Thursday, 20 June 2013

Huelgas Ensemble - The Eton Choirbook

The Eton Choirbook, Huelgas Ensemble/Paul Van Nevel (Harmonia Mundi)

Modesty forbids somehow that a disc like this plasters advertisements for itself all over its cover. Paintings from the relevant period, which are as far as I can see uncredited, are the only outward show. It is only when one is in possession of the thing and reading the booklet that one is advised to partake of its contents ‘in moderate doses’, and
 it is best to listen to no more than one a day. After all, no one would visit five cathedrals in the space of a single day.
If we are generally led to believe that Byrd and Tallis represent the Golden Age of English music then we are being offred more and more of this music, from the Eton Choirbook, that shows not only where it had come from but that it built on a tradition that was well in place already even if Wilkinson hasn’t been accorded quite such household name status.
This is the state of English music in the late C15th and early C16th, and thus the home side that these islands could offer up against the genius of Josquin Des Prez, the possibly Belgian superstar who had followed in a tradition Ockeghem, Binchois and Dufay.
That Wilkinson was the best of them is primarily evidenced by the ever astonishing Jesu Autem Transiens, which isn’t here but it is noticed that it is his Salve Regina that is given the prime spot of finishing this set.

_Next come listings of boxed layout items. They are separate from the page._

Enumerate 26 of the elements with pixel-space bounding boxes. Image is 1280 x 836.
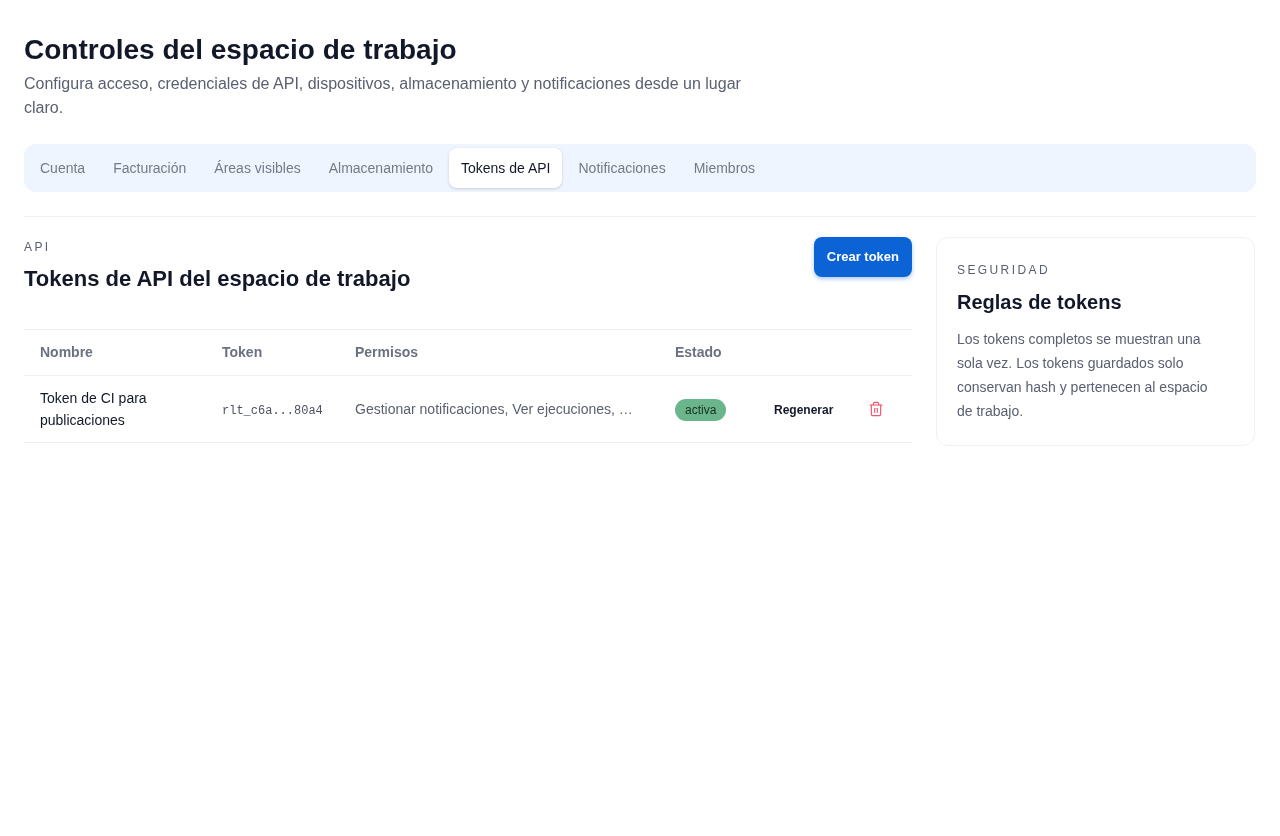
tab[interactable]: Notificaciones bbox=[566, 148, 678, 188]
status-badge: activa bbox=[675, 399, 727, 421]
regenerate-button[interactable]: Regenerar bbox=[774, 401, 834, 419]
card-body: Los tokens completos se muestran una sola vez. Los tokens guardados solo conservan hash y pertenecen al espacio de trabajo. bbox=[957, 330, 1209, 421]
trash-icon bbox=[868, 401, 884, 417]
create-token-button[interactable]: Crear token bbox=[813, 237, 912, 277]
tab[interactable]: Facturación bbox=[101, 148, 199, 188]
tab[interactable]: Áreas visibles bbox=[202, 148, 313, 188]
card-eyebrow: SEGURIDAD bbox=[957, 262, 1051, 278]
page-title: Controles del espacio de trabajo bbox=[24, 33, 458, 67]
token-name: Token de CI para publicaciones bbox=[40, 389, 148, 430]
page-subtitle: Configura acceso, credenciales de API, dispositivos, almacenamiento y notificaciones desde un lugar claro. bbox=[24, 74, 742, 118]
tab[interactable]: Miembros bbox=[681, 148, 768, 188]
column-header: Permisos bbox=[355, 344, 419, 360]
card-title: Reglas de tokens bbox=[957, 290, 1123, 315]
token-value: rlt_c6a...80a4 bbox=[222, 404, 323, 418]
column-header: Estado bbox=[675, 344, 722, 360]
column-header: Token bbox=[222, 344, 263, 360]
token-permissions: Gestionar notificaciones, Ver ejecuciones, … bbox=[355, 401, 633, 417]
section-eyebrow: API bbox=[24, 239, 52, 255]
section-title: Tokens de API del espacio de trabajo bbox=[24, 265, 411, 293]
tab[interactable]: Cuenta bbox=[28, 148, 98, 188]
tab[interactable]: Almacenamiento bbox=[316, 148, 445, 188]
delete-button[interactable] bbox=[868, 401, 884, 417]
column-header: Nombre bbox=[40, 344, 93, 360]
tab[interactable]: Tokens de API bbox=[448, 148, 563, 188]
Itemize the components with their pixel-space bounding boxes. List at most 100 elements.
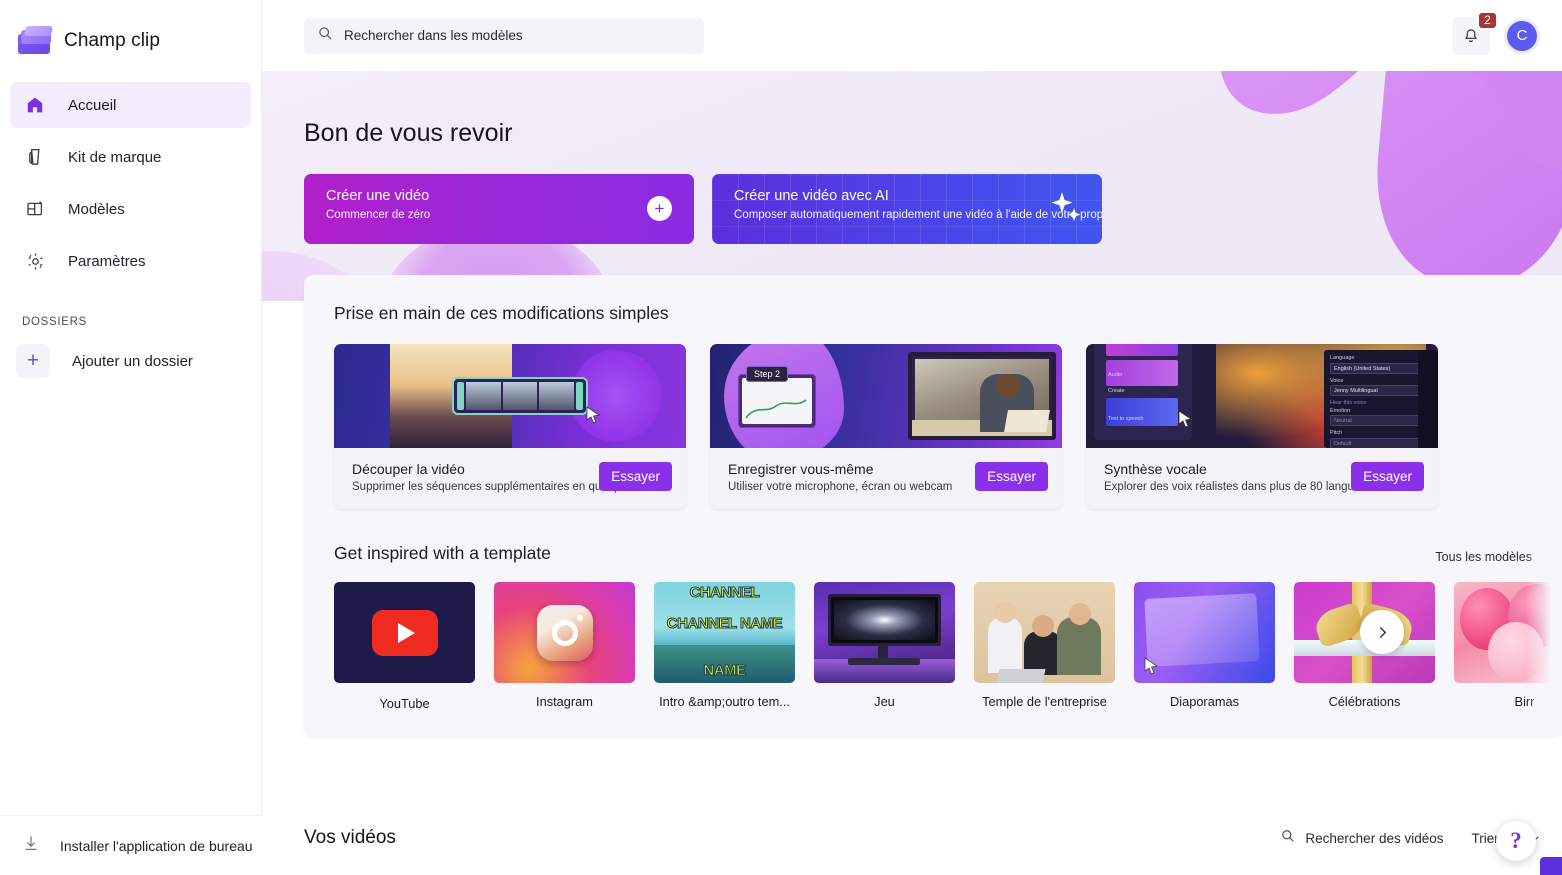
- template-label: Instagram: [536, 694, 593, 709]
- getting-started-panel: Prise en main de ces modifications simpl…: [304, 275, 1562, 737]
- sidebar-nav: Accueil Kit de marque Modèles Paramètres: [0, 82, 261, 284]
- create-video-with-ai-button[interactable]: Créer une vidéo avec AI Composer automat…: [712, 174, 1102, 244]
- templates-carousel[interactable]: YouTube Instagram CHANNEL CHANNEL NAME N…: [334, 582, 1562, 711]
- your-videos-bar: Vos vidéos Rechercher des vidéos Trier p…: [262, 801, 1562, 875]
- cursor-icon: [1144, 657, 1159, 675]
- trim-video-thumb: [334, 344, 686, 448]
- card-body: Synthèse vocale Explorer des voix réalis…: [1086, 448, 1438, 509]
- template-label: Jeu: [874, 694, 895, 709]
- template-label: Intro &amp;outro tem...: [659, 694, 790, 709]
- corporate-thumb: [974, 582, 1115, 683]
- thumb-audio-label: Audio: [1108, 372, 1123, 378]
- add-folder-button[interactable]: + Ajouter un dossier: [0, 344, 261, 378]
- hero-content: Bon de vous revoir Créer une vidéo Comme…: [262, 71, 1102, 244]
- card-body: Découper la vidéo Supprimer les séquence…: [334, 448, 686, 509]
- step-label: Step 2: [746, 366, 789, 382]
- card-body: Enregistrer vous-même Utiliser votre mic…: [710, 448, 1062, 509]
- notifications: 2: [1452, 10, 1498, 55]
- search-videos-input[interactable]: Rechercher des vidéos: [1281, 829, 1443, 848]
- app-window: Champ clip Accueil Kit de marque Modèles…: [0, 0, 1562, 875]
- download-icon: [22, 834, 40, 857]
- corner-accent: [1540, 857, 1562, 875]
- template-label: Birr: [1514, 694, 1535, 709]
- template-item-slideshow[interactable]: Diaporamas: [1134, 582, 1275, 711]
- brand-name: Champ clip: [64, 30, 161, 51]
- avatar[interactable]: C: [1504, 17, 1540, 54]
- sidebar: Champ clip Accueil Kit de marque Modèles…: [0, 0, 262, 875]
- try-button[interactable]: Essayer: [975, 462, 1048, 491]
- thumb-tts-tile-label: Text to speech: [1108, 416, 1144, 422]
- brand[interactable]: Champ clip: [0, 0, 261, 56]
- plus-circle-icon: +: [647, 196, 672, 221]
- clipchamp-logo-icon: [18, 26, 54, 56]
- search-icon: [318, 26, 333, 46]
- sidebar-item-label: Kit de marque: [68, 148, 162, 166]
- templates-header: Get inspired with a template Tous les mo…: [334, 543, 1532, 564]
- page-title: Bon de vous revoir: [304, 119, 513, 147]
- thumb-text-1: CHANNEL: [689, 584, 760, 602]
- brand-kit-icon: [24, 146, 46, 168]
- birthday-thumb: [1454, 582, 1562, 683]
- sidebar-item-modeles[interactable]: Modèles: [10, 186, 251, 232]
- sidebar-item-label: Modèles: [68, 200, 125, 218]
- sidebar-item-kit-de-marque[interactable]: Kit de marque: [10, 134, 251, 180]
- all-templates-link[interactable]: Tous les modèles: [1435, 550, 1532, 564]
- gear-icon: [24, 250, 46, 272]
- template-item-birthday[interactable]: Birr: [1454, 582, 1562, 711]
- sidebar-item-parametres[interactable]: Paramètres: [10, 238, 251, 284]
- instagram-thumb: [494, 582, 635, 683]
- add-folder-label: Ajouter un dossier: [72, 352, 193, 370]
- notification-badge: 2: [1477, 10, 1498, 30]
- thumb-text-3: NAME: [703, 662, 747, 680]
- plus-icon: +: [16, 344, 50, 378]
- template-label: Diaporamas: [1170, 694, 1239, 709]
- templates-grid-icon: [24, 198, 46, 220]
- instagram-icon: [536, 604, 593, 661]
- record-yourself-thumb: Step 2: [710, 344, 1062, 448]
- install-label: Installer l'application de bureau: [60, 837, 253, 854]
- slideshow-thumb: [1134, 582, 1275, 683]
- gaming-thumb: [814, 582, 955, 683]
- try-button[interactable]: Essayer: [599, 462, 672, 491]
- top-bar-right: 2 C: [1452, 10, 1540, 55]
- cta-row: Créer une vidéo Commencer de zéro + Crée…: [304, 174, 1102, 244]
- carousel-next-button[interactable]: [1360, 610, 1404, 654]
- play-icon: [371, 609, 438, 656]
- try-button[interactable]: Essayer: [1351, 462, 1424, 491]
- folders-section-header: DOSSIERS: [22, 316, 88, 328]
- sidebar-item-label: Accueil: [68, 96, 117, 114]
- thumb-create-label: Create: [1108, 388, 1125, 394]
- top-bar: Rechercher dans les modèles 2 C: [262, 0, 1562, 71]
- template-item-youtube[interactable]: YouTube: [334, 582, 475, 711]
- cursor-icon: [1178, 410, 1193, 428]
- template-item-intro-outro[interactable]: CHANNEL CHANNEL NAME NAME Intro &amp;out…: [654, 582, 795, 711]
- home-icon: [24, 94, 46, 116]
- help-question-icon: ?: [1510, 828, 1522, 853]
- template-label: Temple de l'entreprise: [982, 694, 1107, 709]
- search-icon: [1281, 829, 1295, 848]
- card-trim-video[interactable]: Découper la vidéo Supprimer les séquence…: [334, 344, 686, 509]
- card-text-to-speech[interactable]: Audio Create Text to speech Language Eng…: [1086, 344, 1438, 509]
- create-video-button[interactable]: Créer une vidéo Commencer de zéro +: [304, 174, 694, 244]
- template-label: YouTube: [379, 696, 430, 711]
- template-item-corporate[interactable]: Temple de l'entreprise: [974, 582, 1115, 711]
- thumb-rail: [1418, 350, 1438, 448]
- search-templates-input[interactable]: Rechercher dans les modèles: [304, 17, 704, 54]
- cta-subtitle: Composer automatiquement rapidement une …: [734, 209, 1102, 221]
- main-content: Rechercher dans les modèles 2 C Bon de v…: [262, 0, 1562, 875]
- search-videos-placeholder: Rechercher des vidéos: [1305, 830, 1444, 846]
- install-desktop-app-button[interactable]: Installer l'application de bureau: [0, 815, 262, 875]
- help-button[interactable]: ?: [1496, 821, 1536, 861]
- sidebar-item-accueil[interactable]: Accueil: [10, 82, 251, 128]
- thumb-text-2: CHANNEL NAME: [666, 615, 783, 632]
- template-item-jeu[interactable]: Jeu: [814, 582, 955, 711]
- decorative-ribbon-shape: [1221, 71, 1562, 288]
- cursor-icon: [586, 406, 601, 424]
- card-record-yourself[interactable]: Step 2 Enregistrer vous-même Utiliser vo…: [710, 344, 1062, 509]
- sparkles-icon: [1051, 192, 1081, 222]
- template-item-instagram[interactable]: Instagram: [494, 582, 635, 711]
- templates-title: Get inspired with a template: [334, 543, 551, 563]
- your-videos-title: Vos vidéos: [304, 827, 396, 848]
- youtube-thumb: [334, 582, 475, 683]
- search-placeholder: Rechercher dans les modèles: [344, 28, 523, 43]
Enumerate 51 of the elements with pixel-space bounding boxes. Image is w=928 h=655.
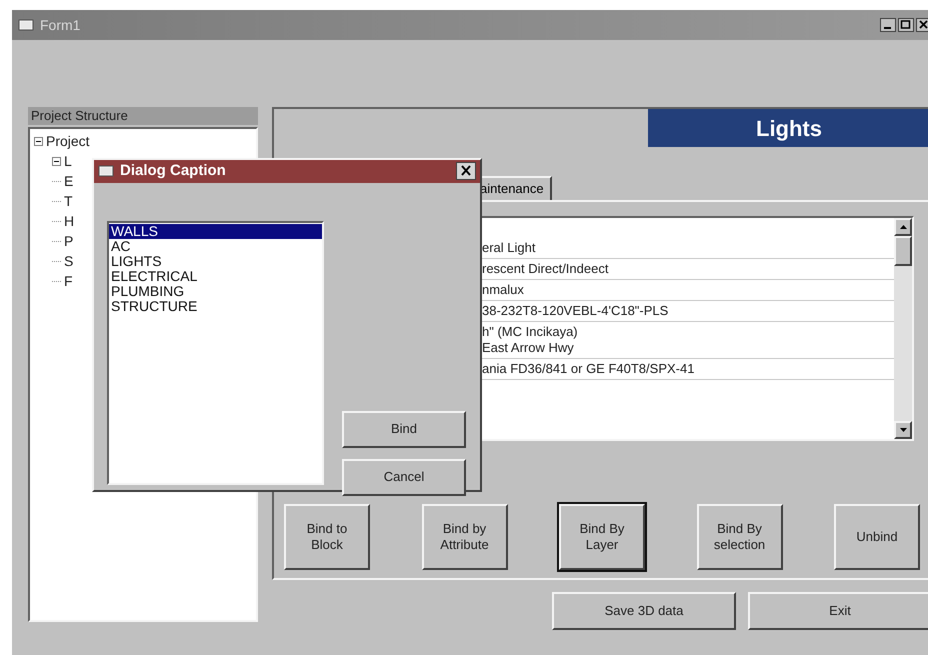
tree-item[interactable]: F xyxy=(64,270,73,292)
panel-title: Lights xyxy=(756,114,822,143)
app-icon xyxy=(18,18,34,32)
list-item[interactable]: LIGHTS xyxy=(109,254,322,268)
scroll-thumb[interactable] xyxy=(894,236,912,266)
scroll-up-icon[interactable] xyxy=(900,225,906,229)
tree-item[interactable]: H xyxy=(64,210,74,232)
list-item[interactable]: WALLS xyxy=(109,224,322,238)
push-button[interactable]: Unbind xyxy=(834,504,920,570)
window-title: Form1 xyxy=(40,16,80,34)
grid-cell-text: East Arrow Hwy xyxy=(482,340,575,356)
collapse-icon[interactable] xyxy=(34,136,43,146)
list-item[interactable]: STRUCTURE xyxy=(109,298,322,314)
push-button[interactable]: Exit xyxy=(748,592,928,630)
tree-item[interactable]: T xyxy=(64,190,73,212)
grid-cell-text: nmalux xyxy=(482,282,525,298)
grid-cell-text: eral Light xyxy=(482,240,536,256)
list-item[interactable]: PLUMBING xyxy=(109,284,322,298)
list-item[interactable]: ELECTRICAL xyxy=(109,268,322,284)
grid-cell-text: ania FD36/841 or GE F40T8/SPX-41 xyxy=(482,361,696,377)
tree-item[interactable]: Project xyxy=(46,130,90,152)
push-button[interactable]: Bind xyxy=(342,410,466,448)
dialog-title: Dialog Caption xyxy=(120,161,226,181)
grid-cell-text: rescent Direct/Indeect xyxy=(482,261,610,277)
grid-row[interactable]: eral Light xyxy=(482,238,894,259)
push-button[interactable]: Bind to Block xyxy=(284,504,370,570)
tree-item[interactable]: P xyxy=(64,230,74,252)
tree-item[interactable]: L xyxy=(64,150,72,172)
tree-item[interactable]: E xyxy=(64,170,74,192)
push-button[interactable]: Bind by Attribute xyxy=(422,504,508,570)
close-icon[interactable] xyxy=(456,162,476,180)
push-button[interactable]: Bind By selection xyxy=(696,504,782,570)
tree-item[interactable]: S xyxy=(64,250,74,272)
close-icon[interactable] xyxy=(916,18,928,32)
grid-cell-text: h" (MC Incikaya) xyxy=(482,324,579,340)
grid-row[interactable]: rescent Direct/Indeect xyxy=(482,259,894,280)
panel-title: Project Structure xyxy=(31,107,128,126)
grid-cell-text: 38-232T8-120VEBL-4'C18"-PLS xyxy=(482,303,670,319)
push-button[interactable]: Bind By Layer xyxy=(559,504,645,570)
app-icon xyxy=(98,164,114,178)
grid-row[interactable]: nmalux xyxy=(482,280,894,301)
scroll-down-icon[interactable] xyxy=(900,428,906,432)
grid-row[interactable]: 38-232T8-120VEBL-4'C18"-PLS xyxy=(482,301,894,322)
push-button[interactable]: Cancel xyxy=(342,458,466,496)
maximize-icon[interactable] xyxy=(898,18,914,32)
grid-row[interactable]: ania FD36/841 or GE F40T8/SPX-41 xyxy=(482,359,894,380)
minimize-icon[interactable] xyxy=(880,18,896,32)
scrollbar[interactable] xyxy=(894,218,912,439)
push-button[interactable]: Save 3D data xyxy=(552,592,736,630)
collapse-icon[interactable] xyxy=(52,156,61,166)
list-item[interactable]: AC xyxy=(109,238,322,254)
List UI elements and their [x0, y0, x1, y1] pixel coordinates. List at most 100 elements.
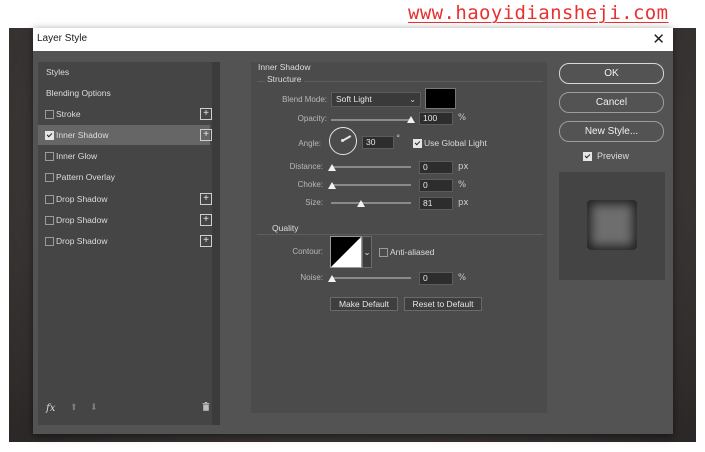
use-global-light-label: Use Global Light	[424, 138, 487, 148]
noise-unit: %	[458, 273, 467, 283]
style-item-pattern-overlay[interactable]: Pattern Overlay	[38, 167, 210, 187]
drop-shadow-3-label: Drop Shadow	[56, 236, 108, 246]
anti-aliased-label: Anti-aliased	[390, 247, 435, 257]
style-item-drop-shadow-3[interactable]: Drop Shadow +	[38, 231, 212, 251]
pattern-overlay-checkbox[interactable]	[45, 173, 54, 182]
ok-button[interactable]: OK	[559, 63, 664, 84]
noise-label: Noise:	[300, 273, 323, 282]
angle-unit: °	[396, 134, 401, 144]
watermark-text: www.haoyidiansheji.com	[408, 2, 669, 24]
shadow-color-swatch[interactable]	[425, 88, 456, 109]
add-drop-shadow-3-icon[interactable]: +	[200, 235, 212, 247]
drop-shadow-2-label: Drop Shadow	[56, 215, 108, 225]
blending-options-label: Blending Options	[46, 88, 111, 98]
quality-title: Quality	[272, 223, 299, 233]
angle-input[interactable]: 30	[362, 136, 394, 149]
noise-input[interactable]: 0	[419, 272, 453, 285]
inner-shadow-title: Inner Shadow	[258, 62, 311, 72]
choke-label: Choke:	[297, 180, 323, 189]
trash-icon[interactable]	[202, 402, 210, 411]
size-slider-thumb[interactable]	[357, 200, 365, 207]
size-unit: px	[458, 198, 469, 208]
style-item-stroke[interactable]: Stroke +	[38, 104, 212, 124]
style-item-drop-shadow-2[interactable]: Drop Shadow +	[38, 210, 212, 230]
move-up-icon[interactable]: ⬆	[70, 403, 78, 413]
add-drop-shadow-2-icon[interactable]: +	[200, 214, 212, 226]
chevron-down-icon: ⌄	[363, 247, 371, 257]
dialog-titlebar: Layer Style ✕	[33, 28, 673, 51]
contour-dropdown[interactable]: ⌄	[362, 236, 372, 268]
drop-shadow-2-checkbox[interactable]	[45, 216, 54, 225]
drop-shadow-1-checkbox[interactable]	[45, 195, 54, 204]
size-label: Size:	[305, 198, 323, 207]
reset-to-default-button[interactable]: Reset to Default	[404, 297, 482, 311]
layer-style-dialog: Layer Style ✕ Styles Blending Options St…	[33, 28, 673, 434]
use-global-light-checkbox[interactable]	[413, 139, 422, 148]
inner-shadow-checkbox[interactable]	[45, 131, 54, 140]
style-item-inner-shadow[interactable]: Inner Shadow +	[38, 125, 212, 145]
opacity-input[interactable]: 100	[419, 112, 453, 125]
inner-glow-checkbox[interactable]	[45, 152, 54, 161]
styles-list-footer: fx ⬆ ⬇	[38, 398, 210, 418]
noise-slider-thumb[interactable]	[328, 275, 336, 282]
styles-label: Styles	[46, 67, 70, 77]
opacity-slider-track[interactable]	[331, 119, 411, 121]
drop-shadow-1-label: Drop Shadow	[56, 194, 108, 204]
chevron-down-icon: ⌄	[409, 95, 416, 104]
distance-slider-thumb[interactable]	[328, 164, 336, 171]
preview-thumbnail	[559, 172, 665, 280]
styles-header[interactable]: Styles	[38, 62, 210, 82]
angle-dial[interactable]	[329, 127, 357, 155]
contour-preview[interactable]	[330, 236, 362, 268]
cancel-button[interactable]: Cancel	[559, 92, 664, 113]
fx-icon[interactable]: fx	[46, 403, 55, 414]
blending-options-item[interactable]: Blending Options	[38, 83, 210, 103]
preview-shape	[587, 200, 637, 250]
make-default-button[interactable]: Make Default	[330, 297, 398, 311]
choke-unit: %	[458, 180, 467, 190]
style-item-inner-glow[interactable]: Inner Glow	[38, 146, 210, 166]
noise-slider-track[interactable]	[331, 277, 411, 279]
blend-mode-value: Soft Light	[336, 94, 372, 104]
distance-unit: px	[458, 162, 469, 172]
inner-glow-label: Inner Glow	[56, 151, 98, 161]
blend-mode-label: Blend Mode:	[282, 95, 327, 104]
opacity-label: Opacity:	[297, 114, 327, 123]
stroke-checkbox[interactable]	[45, 110, 54, 119]
size-input[interactable]: 81	[419, 197, 453, 210]
size-slider-track[interactable]	[331, 202, 411, 204]
dialog-body: Styles Blending Options Stroke + Inner S…	[33, 51, 673, 434]
styles-list-scrollbar[interactable]	[212, 62, 220, 425]
contour-label: Contour:	[292, 247, 323, 256]
distance-slider-track[interactable]	[331, 166, 411, 168]
move-down-icon[interactable]: ⬇	[90, 403, 98, 413]
distance-input[interactable]: 0	[419, 161, 453, 174]
choke-slider-thumb[interactable]	[328, 182, 336, 189]
opacity-slider-thumb[interactable]	[407, 116, 415, 123]
style-item-drop-shadow-1[interactable]: Drop Shadow +	[38, 189, 212, 209]
blend-mode-select[interactable]: Soft Light ⌄	[331, 92, 421, 107]
add-stroke-icon[interactable]: +	[200, 108, 212, 120]
styles-list-panel: Styles Blending Options Stroke + Inner S…	[38, 62, 220, 425]
contour-curve-icon	[331, 237, 361, 267]
angle-label: Angle:	[298, 139, 321, 148]
choke-slider-track[interactable]	[331, 184, 411, 186]
inner-shadow-panel: Inner Shadow Structure Blend Mode: Soft …	[251, 62, 547, 413]
drop-shadow-3-checkbox[interactable]	[45, 237, 54, 246]
stroke-label: Stroke	[56, 109, 81, 119]
angle-dial-center	[341, 139, 344, 142]
inner-shadow-label: Inner Shadow	[56, 130, 109, 140]
dialog-title: Layer Style	[37, 33, 88, 44]
choke-input[interactable]: 0	[419, 179, 453, 192]
preview-label: Preview	[597, 151, 630, 161]
preview-checkbox[interactable]	[583, 152, 592, 161]
pattern-overlay-label: Pattern Overlay	[56, 172, 116, 182]
opacity-unit: %	[458, 113, 467, 123]
distance-label: Distance:	[289, 162, 323, 171]
add-drop-shadow-1-icon[interactable]: +	[200, 193, 212, 205]
add-inner-shadow-icon[interactable]: +	[200, 129, 212, 141]
close-icon[interactable]: ✕	[652, 30, 665, 48]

And it is also suggested in the booklet that after his departure, for whatever reason, in 1515, that Eton was never quite as good as it had been before.
It is regrettable that the size of CD’s and their accoutrements are by necessity small and the eyesight of the likely target audience for a disc like this are going to struggle to enjoy the replica page from the Eton Choirbook, which measures 12 centimetres square. Its detail is compact and would have been much more enjoyable in the age of the gatefold LP cover, but we are also old enough to know that we can’t have everything and we have had most of it.    
It is William Horewud’s Magnificat that impresses most at first, apparently making the most of the available endless acoustic, but if there was ever a record to explain what ‘melisma’ is then this must be it. The text is provided but progress goes so slowly through it that it is almost impossible to say, with the naked eye, in which direction the music is flowing. Very much like the River Arar in Caesar’s De Bello Gallico. And an appreciation of that is surely something that we have lost in an age when the sophistry of anyone who thinks they need to look business-like uses the phrase ‘going forward’ at least once in every paragraph of their dismal blurb. The artists of 500 years ago had a much better idea of forever than we have now. In our world, finding ourselves yet again at Friday afternoon seems like the same sort of miracle.
Browne’s Stabat Mater builds and builds as if threatening overload and you can appreciate how Tallis didn’t just one day sit down and write Spem in alium, but was standing on the shoulders of giants. But it was as much an English tradition by then, and it is all in the book, rather than anything owed to those cool low country masters.
Wilkinson wasn’t to know that Tallis was going to crown it all any more than The Velvet Underground didn’t know that they set up several future generations of pop musicians with a perfect template or that poets now owe so much to Eliot and Ezra Pound, but a lot of them do whether they like it or not.
The next time you are at a dinner party and the talk drifts towards the best English composers, by all means nod and agree when Purcell and Elgar are mentioned. And then Tallis and Byrd. Nobody is going to disagree with that. But, just as you are leaving, you could say you had thought of Robert Wilkinson, pronounce it Wylkynson if you want, but didn’t care to mention him.
You will be invited back, if you wanted to be.